8. Ensure all resources, literature, and texts are relevant to students, first-rate quality, and accessible to all. Guarantee our classroom libraries, charts, word walls, content studies, etc. are established with students and that they equitably reflect and honor their diversity, abilities, and interests. Don’t settle for second-rate texts or resources! You can’t teach reading or writing well without reading, examining, and discussing outstanding literature.
9. Make sure use of technology enriches learning, not just keeps kids busy. Too often Ipads, Chrome Books, and the like are seen as “the answer.” Beware of students moving through levels on a device for accurately assessing students’ progress or of having technology as the main instructional driver. Ensure our use of technology–or for that matter, any commercial program–supports and enhances our shared goals, shared beliefs, curriculum, and interests in a meaningful, equitable, and relevant manner.

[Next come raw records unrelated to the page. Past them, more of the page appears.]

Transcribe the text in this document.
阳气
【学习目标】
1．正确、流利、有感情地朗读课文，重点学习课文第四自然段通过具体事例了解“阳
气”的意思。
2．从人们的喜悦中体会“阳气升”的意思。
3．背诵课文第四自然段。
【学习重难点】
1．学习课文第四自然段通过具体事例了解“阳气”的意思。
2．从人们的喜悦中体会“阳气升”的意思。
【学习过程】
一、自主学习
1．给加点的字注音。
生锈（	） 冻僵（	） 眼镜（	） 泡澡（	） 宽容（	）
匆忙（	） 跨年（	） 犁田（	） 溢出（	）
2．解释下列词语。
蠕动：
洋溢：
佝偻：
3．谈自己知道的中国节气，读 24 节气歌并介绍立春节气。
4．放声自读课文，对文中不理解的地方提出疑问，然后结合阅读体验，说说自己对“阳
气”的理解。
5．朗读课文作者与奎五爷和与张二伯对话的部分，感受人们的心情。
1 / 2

Ultimately, the best technology is still one caring teacher, meaningfully interacting with a student s/he values and recognizes for strengths, interests, and needs.
Regie Routman is a longtime teacher, leader, and author who is committed to improving the literacy and learning lives of students, especially those in high-challenge schools. She currently works on-site in diverse schools and districts coaching and mentoring principals, teachers, and leaders at all levels. Her latest book is Literacy Essentials: Engagement, Excellence, and Equity for ALL Learners.(Stenhouse, 2018) See www.regieroutman.org for more information on Regie’s many books, resources, blogs, professional offerings, and contact information.
AMEN!
Solid core instruction first and Reduce the need for intervention. AS well as review the “screening device” because it may be measuring a skill that has not previously been taught yet (in K – screening in September), or it may be measuring a skill with directions that are different or even confusing to the child.
COMMON SENSE, PLEASE!
These 9 Key Actions are critical for students. Equity is a huge issue in many buildings and may not even be recognized as an area of need. Read Literacy Essentials in order to increase your own understanding. (Or better yet, attend CCIRA for Regie Routman’s keynote!)